The plaque at Portsmouth Anglican Cathedral pays tribute to 534 youngsters who were sent to war aged 16 and never made it home.

SERVICE Standard bearers form a guard of honour.

SERVICE Standard bearers form a guard of honour.

For almost 70 years, their sacrifice received scant recognition – until former boy sailor Jim Reed raised £8,000 and campaigned for a lasting tribute to his fallen comrades.

The 89-year-old said he was brought to tears when the plaque was dedicated by the Dean of Portsmouth Cathedral, the Very Reverend David Brindley.

Hundreds of veterans from several naval associations turned out with standard bearers to pay their respects.

Mr Reed, who joined the Royal Navy aged 15 and served with HMS Iron Duke and HMS Glasgow, said: ‘It went remarkably well. There were about 350 people there from all over the country. It was a good service and then afterwards we had the dedication.

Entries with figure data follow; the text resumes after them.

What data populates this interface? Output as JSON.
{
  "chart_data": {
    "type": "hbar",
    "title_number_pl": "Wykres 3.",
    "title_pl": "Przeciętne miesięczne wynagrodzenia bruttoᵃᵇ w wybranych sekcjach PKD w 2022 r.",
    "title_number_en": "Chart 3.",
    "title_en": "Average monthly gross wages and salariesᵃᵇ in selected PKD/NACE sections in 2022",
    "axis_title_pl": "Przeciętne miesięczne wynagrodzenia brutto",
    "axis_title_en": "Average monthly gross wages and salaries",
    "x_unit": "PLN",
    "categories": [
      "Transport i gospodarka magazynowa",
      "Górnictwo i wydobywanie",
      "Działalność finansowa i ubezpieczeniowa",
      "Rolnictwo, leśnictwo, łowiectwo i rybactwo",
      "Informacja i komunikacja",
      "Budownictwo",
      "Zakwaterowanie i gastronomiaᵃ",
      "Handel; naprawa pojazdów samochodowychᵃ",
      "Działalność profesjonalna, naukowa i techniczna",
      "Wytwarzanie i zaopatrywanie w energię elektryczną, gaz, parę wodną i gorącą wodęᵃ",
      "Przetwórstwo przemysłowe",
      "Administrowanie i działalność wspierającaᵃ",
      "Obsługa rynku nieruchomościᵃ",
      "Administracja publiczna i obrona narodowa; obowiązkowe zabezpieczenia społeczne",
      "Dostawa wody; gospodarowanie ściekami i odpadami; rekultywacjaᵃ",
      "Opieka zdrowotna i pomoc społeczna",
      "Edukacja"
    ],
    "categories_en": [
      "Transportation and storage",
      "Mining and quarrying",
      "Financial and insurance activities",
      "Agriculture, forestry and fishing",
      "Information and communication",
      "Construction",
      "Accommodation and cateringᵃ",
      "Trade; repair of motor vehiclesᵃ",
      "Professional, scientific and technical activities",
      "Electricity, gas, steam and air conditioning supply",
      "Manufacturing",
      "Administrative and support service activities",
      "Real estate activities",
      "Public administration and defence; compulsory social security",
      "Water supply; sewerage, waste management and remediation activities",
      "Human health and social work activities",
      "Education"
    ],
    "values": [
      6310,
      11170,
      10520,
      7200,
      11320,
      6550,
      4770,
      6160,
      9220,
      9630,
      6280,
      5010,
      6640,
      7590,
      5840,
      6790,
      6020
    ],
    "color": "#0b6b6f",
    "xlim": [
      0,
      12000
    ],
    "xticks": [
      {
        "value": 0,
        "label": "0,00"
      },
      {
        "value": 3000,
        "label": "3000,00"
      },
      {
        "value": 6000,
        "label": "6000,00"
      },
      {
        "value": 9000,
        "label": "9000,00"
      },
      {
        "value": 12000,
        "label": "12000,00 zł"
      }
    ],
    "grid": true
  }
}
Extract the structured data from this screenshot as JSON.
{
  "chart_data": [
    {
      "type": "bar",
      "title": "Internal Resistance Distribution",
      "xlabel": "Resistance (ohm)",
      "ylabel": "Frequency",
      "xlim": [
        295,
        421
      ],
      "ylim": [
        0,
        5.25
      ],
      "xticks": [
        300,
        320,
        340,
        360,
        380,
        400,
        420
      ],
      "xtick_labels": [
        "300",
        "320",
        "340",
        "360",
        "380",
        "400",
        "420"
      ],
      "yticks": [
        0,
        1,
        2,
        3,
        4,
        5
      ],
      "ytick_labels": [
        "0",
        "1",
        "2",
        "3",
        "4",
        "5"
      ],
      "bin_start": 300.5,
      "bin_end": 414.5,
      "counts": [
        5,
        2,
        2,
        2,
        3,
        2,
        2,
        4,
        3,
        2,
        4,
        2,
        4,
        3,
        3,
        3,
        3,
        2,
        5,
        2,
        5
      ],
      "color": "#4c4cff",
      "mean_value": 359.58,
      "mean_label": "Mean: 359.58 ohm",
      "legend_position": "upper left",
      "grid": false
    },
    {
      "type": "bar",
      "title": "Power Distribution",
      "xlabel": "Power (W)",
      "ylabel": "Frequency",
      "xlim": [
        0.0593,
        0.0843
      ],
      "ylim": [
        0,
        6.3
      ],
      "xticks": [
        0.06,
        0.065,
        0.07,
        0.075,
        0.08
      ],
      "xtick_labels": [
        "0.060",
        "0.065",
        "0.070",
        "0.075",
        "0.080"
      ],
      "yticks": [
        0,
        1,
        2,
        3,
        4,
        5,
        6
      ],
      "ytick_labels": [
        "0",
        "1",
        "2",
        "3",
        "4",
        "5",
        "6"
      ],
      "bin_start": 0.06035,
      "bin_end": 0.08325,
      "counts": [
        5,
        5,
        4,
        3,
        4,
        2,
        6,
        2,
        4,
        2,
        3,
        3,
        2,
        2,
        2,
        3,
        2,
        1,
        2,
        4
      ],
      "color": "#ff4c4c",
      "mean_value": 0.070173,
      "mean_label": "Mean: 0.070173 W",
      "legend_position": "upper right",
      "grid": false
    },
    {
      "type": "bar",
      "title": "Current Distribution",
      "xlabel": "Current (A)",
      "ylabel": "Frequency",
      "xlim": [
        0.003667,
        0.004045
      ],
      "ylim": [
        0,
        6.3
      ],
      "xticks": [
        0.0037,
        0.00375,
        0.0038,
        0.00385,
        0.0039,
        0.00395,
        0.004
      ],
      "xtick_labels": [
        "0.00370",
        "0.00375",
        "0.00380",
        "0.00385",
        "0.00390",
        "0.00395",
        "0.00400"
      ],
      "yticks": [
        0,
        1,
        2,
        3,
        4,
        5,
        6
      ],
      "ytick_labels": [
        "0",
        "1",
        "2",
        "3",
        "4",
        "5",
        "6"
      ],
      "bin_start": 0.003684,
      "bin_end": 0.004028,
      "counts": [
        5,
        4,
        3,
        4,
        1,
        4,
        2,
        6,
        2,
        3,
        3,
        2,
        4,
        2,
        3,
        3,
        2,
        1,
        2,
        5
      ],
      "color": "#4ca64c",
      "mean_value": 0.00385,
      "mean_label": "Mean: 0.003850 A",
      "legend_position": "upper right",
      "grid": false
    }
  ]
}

‘It was an excellent do and service and there was a strong naval presence there.

‘It was very emotional. People were crying and so was I. It felt like a huge relief to finally have something to honour those boys who died so young for their country.

‘Everybody said it should have been done years ago.’

Along with the plaque, Mr Reed has produced a book of remembrance with all the names of boy sailors who were killed in action. He said: ‘I hope lots of people go and see it.’